Hello world! I am back in action after a very leisurely start to the year, caused partly by days and days - and nights - of wet weather and partly by issues with my exceptionally faithful and long-lasting moth trap mercury vapour light bulb.
This is the all-important means of attracting moths, for reasons still debated by entomologists. In recent years, safety regulations have made the bulbs harder to get and I have been frankly too lazy to set about this task.
Luckily I don't need to, yet. Yesterday I cleared out our shed and found my box of MV bulbs, mostly expired and in some cases with a screw fitting instead of the pin one which my trap needs. On a whim, I decided to give the 'used' bulbs a final try. The first two were as dud as I had assumed. But the third works!
Hooray! And here is the first moth it has attracted in 2026, a lovely Oak Beauty.
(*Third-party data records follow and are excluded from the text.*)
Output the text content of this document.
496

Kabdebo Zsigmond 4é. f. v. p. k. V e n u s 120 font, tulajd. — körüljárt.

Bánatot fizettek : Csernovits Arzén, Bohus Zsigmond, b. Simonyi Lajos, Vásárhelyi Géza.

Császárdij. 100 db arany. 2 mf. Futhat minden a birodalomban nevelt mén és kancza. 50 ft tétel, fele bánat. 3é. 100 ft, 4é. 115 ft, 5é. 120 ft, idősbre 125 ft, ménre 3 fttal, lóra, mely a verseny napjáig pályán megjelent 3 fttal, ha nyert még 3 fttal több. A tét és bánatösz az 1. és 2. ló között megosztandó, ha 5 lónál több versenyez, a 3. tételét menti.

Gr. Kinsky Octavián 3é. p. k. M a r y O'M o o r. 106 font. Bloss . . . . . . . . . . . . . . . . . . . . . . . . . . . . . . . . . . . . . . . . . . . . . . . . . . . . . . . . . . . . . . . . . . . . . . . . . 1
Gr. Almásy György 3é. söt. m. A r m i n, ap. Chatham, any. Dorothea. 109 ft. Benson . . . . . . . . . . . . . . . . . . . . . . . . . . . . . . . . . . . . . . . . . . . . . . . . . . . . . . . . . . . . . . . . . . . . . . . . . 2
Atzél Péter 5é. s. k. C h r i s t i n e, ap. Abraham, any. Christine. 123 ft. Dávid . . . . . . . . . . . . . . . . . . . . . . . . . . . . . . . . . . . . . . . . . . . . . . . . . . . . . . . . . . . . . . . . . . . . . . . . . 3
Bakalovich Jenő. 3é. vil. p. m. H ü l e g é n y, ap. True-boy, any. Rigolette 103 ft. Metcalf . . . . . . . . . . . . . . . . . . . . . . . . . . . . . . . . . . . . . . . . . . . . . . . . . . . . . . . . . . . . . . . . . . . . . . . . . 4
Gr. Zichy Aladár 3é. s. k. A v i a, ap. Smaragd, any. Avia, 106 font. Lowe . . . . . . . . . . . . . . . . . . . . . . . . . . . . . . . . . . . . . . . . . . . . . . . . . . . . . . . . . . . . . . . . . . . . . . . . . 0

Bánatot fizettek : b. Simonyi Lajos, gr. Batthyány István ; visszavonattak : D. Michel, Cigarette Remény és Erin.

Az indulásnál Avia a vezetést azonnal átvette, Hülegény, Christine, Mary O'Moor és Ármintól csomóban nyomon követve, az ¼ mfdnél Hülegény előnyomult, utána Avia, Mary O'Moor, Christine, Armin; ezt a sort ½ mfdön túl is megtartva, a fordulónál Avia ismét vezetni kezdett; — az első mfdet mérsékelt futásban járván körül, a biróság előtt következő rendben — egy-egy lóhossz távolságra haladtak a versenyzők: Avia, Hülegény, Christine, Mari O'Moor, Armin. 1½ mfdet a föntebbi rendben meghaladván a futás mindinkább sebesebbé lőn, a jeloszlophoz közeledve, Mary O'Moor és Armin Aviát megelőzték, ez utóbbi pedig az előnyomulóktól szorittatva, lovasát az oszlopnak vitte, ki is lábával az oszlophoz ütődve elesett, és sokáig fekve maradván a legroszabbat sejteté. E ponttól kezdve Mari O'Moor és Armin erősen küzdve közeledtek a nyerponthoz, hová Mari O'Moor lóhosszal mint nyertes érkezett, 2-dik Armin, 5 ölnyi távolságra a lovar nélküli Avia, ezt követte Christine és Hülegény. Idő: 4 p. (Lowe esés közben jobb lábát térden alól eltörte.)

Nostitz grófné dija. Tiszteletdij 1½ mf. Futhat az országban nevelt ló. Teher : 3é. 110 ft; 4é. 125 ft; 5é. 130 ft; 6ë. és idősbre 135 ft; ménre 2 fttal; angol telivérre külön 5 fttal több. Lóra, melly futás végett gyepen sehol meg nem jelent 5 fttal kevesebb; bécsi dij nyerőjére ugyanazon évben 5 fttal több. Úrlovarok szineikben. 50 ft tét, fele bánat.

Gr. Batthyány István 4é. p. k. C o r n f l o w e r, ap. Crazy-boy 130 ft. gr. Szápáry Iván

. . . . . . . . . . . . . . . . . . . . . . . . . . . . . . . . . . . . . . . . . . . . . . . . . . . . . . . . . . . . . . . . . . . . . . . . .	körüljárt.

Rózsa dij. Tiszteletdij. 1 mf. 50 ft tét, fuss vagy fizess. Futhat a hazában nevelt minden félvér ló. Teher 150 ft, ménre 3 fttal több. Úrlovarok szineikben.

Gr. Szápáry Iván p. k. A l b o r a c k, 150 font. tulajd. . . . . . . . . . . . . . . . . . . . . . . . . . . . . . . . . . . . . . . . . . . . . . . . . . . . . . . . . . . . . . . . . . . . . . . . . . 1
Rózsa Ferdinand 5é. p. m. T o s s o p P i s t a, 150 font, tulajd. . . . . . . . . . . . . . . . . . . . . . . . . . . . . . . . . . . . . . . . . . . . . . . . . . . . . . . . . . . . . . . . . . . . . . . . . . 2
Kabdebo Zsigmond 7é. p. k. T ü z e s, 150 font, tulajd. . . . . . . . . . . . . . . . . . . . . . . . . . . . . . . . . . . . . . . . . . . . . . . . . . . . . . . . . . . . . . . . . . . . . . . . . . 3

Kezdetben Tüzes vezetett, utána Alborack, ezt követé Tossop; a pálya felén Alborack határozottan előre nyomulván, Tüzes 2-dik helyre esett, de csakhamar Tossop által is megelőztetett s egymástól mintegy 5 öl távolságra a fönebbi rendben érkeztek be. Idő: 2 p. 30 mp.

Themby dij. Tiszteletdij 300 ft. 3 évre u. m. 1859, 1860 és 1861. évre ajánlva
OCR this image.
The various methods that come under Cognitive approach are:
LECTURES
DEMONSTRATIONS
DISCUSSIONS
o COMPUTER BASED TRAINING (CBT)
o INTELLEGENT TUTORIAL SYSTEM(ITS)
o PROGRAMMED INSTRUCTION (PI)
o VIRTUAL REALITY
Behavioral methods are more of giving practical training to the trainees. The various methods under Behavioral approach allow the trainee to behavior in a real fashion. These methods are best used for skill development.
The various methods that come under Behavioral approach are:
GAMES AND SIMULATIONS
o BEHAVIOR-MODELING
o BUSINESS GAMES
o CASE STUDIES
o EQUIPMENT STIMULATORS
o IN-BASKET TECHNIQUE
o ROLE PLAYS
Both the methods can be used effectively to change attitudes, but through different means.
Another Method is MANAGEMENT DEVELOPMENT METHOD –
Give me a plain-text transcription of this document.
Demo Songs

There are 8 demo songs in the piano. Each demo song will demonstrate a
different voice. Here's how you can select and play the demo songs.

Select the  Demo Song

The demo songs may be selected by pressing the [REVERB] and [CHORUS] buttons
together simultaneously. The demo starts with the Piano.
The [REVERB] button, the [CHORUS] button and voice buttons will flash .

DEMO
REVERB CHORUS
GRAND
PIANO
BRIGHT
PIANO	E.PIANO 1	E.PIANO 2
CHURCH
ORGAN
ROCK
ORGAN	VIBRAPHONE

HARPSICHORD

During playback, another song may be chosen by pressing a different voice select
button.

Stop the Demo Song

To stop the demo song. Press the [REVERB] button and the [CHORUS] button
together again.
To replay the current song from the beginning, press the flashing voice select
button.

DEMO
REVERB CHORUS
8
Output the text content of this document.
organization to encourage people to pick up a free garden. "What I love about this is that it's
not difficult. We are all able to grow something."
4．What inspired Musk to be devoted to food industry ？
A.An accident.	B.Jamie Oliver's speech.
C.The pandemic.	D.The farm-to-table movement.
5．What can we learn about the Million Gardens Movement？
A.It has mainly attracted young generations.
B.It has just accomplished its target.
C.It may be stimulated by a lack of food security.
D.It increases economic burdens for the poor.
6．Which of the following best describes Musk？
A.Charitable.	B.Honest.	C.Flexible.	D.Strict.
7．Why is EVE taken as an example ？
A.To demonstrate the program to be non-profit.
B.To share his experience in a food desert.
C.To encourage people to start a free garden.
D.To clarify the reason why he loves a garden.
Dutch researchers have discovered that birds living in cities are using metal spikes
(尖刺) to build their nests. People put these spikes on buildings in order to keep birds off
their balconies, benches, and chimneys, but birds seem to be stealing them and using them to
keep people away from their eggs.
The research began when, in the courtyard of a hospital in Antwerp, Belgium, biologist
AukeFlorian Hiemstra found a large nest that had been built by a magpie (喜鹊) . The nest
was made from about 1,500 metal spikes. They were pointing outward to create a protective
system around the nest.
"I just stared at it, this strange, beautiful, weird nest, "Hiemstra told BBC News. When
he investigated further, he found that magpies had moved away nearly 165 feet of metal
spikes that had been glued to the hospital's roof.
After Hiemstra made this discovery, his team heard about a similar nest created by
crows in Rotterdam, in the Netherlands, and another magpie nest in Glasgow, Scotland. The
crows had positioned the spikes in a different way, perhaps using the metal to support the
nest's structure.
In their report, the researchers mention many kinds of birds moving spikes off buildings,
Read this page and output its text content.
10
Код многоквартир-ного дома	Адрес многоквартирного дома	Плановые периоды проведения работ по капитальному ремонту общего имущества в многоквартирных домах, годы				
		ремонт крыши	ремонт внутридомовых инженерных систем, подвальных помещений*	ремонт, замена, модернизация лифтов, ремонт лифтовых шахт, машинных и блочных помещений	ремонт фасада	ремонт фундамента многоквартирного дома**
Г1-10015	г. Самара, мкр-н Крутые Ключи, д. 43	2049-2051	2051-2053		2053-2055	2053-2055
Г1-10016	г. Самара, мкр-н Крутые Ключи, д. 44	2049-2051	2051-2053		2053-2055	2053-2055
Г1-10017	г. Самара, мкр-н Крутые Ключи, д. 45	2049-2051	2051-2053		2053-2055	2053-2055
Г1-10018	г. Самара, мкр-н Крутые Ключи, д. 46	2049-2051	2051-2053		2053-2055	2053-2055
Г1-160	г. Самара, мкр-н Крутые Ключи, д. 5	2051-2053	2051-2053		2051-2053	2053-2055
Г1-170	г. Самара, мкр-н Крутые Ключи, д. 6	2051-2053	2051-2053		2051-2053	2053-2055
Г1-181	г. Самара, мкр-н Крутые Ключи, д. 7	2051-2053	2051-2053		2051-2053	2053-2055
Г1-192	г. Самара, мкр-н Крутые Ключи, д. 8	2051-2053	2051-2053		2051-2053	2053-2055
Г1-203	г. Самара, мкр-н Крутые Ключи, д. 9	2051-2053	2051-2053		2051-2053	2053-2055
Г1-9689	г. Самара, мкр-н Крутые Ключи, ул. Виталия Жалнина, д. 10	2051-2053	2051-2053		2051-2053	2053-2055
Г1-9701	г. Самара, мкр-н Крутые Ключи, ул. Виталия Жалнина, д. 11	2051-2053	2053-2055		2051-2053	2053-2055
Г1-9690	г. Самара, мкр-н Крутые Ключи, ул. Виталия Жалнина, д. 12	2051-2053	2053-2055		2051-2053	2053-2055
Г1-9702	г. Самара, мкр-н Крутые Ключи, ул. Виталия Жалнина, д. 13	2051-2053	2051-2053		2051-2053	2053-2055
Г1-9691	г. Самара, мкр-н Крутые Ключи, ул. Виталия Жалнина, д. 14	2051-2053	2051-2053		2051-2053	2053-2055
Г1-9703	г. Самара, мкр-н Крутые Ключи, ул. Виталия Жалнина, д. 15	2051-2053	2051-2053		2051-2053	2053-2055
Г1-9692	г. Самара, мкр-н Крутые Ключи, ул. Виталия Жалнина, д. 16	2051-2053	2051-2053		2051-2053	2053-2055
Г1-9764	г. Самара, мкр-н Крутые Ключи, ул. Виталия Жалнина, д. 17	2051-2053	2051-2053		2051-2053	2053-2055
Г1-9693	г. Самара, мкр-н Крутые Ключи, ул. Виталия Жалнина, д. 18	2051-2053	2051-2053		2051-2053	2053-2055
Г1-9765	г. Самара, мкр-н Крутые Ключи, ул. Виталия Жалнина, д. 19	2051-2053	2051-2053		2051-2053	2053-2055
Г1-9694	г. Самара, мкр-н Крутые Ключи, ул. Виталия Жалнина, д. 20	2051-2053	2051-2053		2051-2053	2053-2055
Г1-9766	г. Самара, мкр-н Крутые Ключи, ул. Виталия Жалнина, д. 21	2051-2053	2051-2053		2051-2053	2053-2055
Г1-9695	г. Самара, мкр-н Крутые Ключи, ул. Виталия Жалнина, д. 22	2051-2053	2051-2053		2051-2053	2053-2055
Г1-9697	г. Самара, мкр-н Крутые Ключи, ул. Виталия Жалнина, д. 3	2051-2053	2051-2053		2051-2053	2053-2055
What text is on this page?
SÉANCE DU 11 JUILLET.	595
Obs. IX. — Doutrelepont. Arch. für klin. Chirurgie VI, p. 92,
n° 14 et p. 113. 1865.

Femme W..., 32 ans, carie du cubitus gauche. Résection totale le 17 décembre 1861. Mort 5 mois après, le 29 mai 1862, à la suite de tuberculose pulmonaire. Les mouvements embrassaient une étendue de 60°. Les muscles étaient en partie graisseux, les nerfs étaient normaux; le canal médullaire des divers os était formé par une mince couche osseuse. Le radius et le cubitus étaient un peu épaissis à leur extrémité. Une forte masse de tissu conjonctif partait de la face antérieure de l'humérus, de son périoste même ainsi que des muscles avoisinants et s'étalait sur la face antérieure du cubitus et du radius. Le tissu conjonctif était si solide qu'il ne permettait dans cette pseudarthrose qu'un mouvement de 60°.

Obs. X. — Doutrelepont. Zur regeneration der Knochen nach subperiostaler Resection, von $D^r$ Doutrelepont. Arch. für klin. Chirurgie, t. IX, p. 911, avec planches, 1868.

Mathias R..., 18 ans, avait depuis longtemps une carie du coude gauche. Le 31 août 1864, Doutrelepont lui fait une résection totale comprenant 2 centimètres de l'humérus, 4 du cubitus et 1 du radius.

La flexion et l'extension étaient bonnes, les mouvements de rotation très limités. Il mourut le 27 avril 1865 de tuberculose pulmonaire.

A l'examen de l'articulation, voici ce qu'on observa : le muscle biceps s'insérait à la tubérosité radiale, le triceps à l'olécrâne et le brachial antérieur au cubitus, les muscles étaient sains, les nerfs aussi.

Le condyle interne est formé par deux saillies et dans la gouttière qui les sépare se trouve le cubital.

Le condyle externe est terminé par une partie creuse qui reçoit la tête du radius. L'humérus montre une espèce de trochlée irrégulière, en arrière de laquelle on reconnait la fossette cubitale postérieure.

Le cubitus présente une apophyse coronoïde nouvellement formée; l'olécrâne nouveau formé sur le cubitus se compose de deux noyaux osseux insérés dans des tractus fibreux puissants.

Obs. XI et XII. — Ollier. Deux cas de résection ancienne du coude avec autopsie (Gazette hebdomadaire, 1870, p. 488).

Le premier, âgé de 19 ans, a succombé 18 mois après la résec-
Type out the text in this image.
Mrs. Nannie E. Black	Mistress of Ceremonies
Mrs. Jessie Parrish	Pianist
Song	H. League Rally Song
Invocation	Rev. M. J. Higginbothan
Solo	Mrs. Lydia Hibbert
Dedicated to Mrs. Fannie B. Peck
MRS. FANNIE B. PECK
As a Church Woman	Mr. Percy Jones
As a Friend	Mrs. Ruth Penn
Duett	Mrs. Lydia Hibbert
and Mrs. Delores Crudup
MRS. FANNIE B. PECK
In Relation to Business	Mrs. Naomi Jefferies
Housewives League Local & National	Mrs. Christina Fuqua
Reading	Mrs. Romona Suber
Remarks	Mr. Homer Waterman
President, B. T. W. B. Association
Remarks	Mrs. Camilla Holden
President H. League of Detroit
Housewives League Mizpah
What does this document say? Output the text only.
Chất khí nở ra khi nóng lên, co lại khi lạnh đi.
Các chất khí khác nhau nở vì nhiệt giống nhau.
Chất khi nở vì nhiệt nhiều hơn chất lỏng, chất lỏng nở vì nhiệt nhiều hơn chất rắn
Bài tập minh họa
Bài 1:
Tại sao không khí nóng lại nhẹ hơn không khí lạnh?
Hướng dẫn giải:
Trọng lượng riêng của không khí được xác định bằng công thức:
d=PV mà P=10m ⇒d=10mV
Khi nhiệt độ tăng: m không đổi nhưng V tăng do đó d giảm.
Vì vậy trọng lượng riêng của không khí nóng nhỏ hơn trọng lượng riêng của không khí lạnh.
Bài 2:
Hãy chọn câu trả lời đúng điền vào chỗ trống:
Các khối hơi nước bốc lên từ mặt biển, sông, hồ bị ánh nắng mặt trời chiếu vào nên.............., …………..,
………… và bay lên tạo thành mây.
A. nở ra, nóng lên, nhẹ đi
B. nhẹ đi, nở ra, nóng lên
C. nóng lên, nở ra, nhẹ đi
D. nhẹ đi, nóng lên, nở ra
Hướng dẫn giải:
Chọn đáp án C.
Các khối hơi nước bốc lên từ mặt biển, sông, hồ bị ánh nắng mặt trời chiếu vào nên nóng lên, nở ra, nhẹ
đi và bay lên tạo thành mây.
I would have given it top billing but I had a delightful Mother's Day encounter with an exquisitely fresh Small Tortoiseshell butterfly nectaring on Blackthorn, or Sloe, in a scruffy hedge bedecked with abandoned traffic cones where one of our local footpaths briefly skirts the A34. So that picture heads the post.
Here are just a few of the cones, below. We were taught at school that John Constable always included a small dash of red in his predominantly green, blue and brown landscapes. So, to look on the bright side, he might well have welcomed these.
There were three other species in the eggboxes overnight and here they are: five Hebrew Characters, again fresh like the Tortoiseshell with their pinkish thoraxes, a Common Quaker and that unfortunately-named moth, a Clouded Drab.